Patient-derived organoids (PDOs) are considered high-fidelity avatars. They have the capacity to capture tumour evolution. Treatment efficacy can also be anticipated. Molecular diversity is encompassed within them. This is a benefit that patient-derived xenograft (PDX) models often do not match because of their long-term culture requirements. Despite these positive attributes, a limitation is noted. Even these miniature tumours are lacking in certain features. They do not have vascular-like perfusion. The dynamic gradients that are found in vivo are also absent from these static cultures. This gap is being addressed by other technologies.

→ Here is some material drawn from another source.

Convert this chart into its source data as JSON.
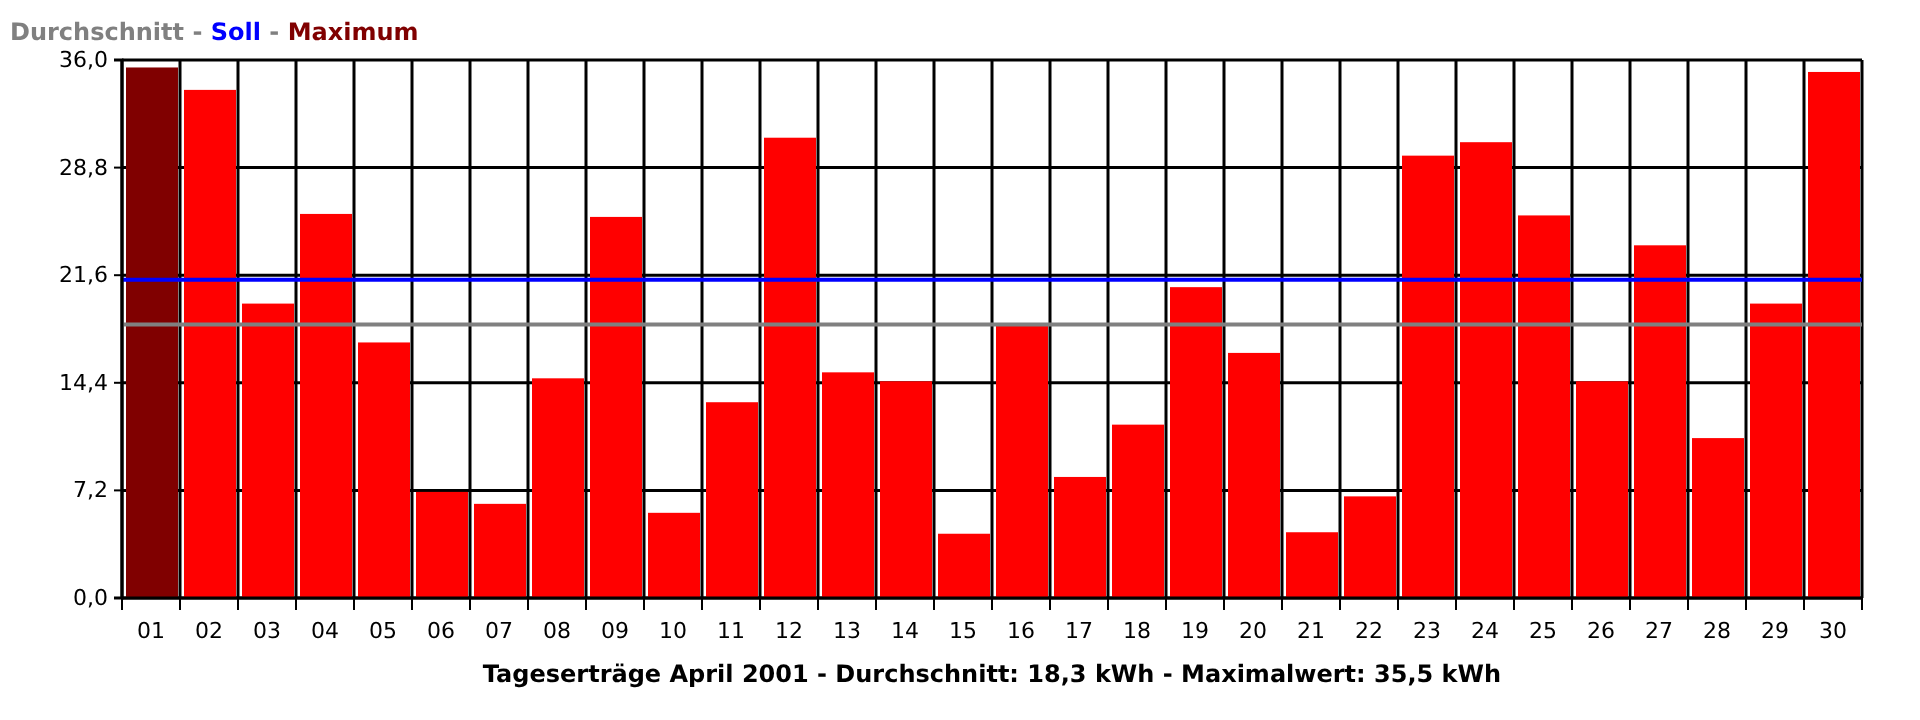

The gap left by static organoids is addressed by organ-on-chip (OoC) technology. This approach marries microfluidics with 3D culture. Continuous nutrients are supplied to the cells. Shear forces and oxygen gradients are also introduced. These systems permit real-time imaging and automated analytics. As a result, animal-free test beds are delivered. These test beds are reported to more faithfully reproduce tumour micro-environments. Metastatic processes can also be modelled. Specific breast-cancer examples show these capabilities. One system perfuses Matrigel domes. This allows breast-cancer organoids to reach diagnostic size in fewer than 15 days, which is weeks faster than static cultures. Another laser-patterned chip houses cancer and stromal cells in communicating chambers.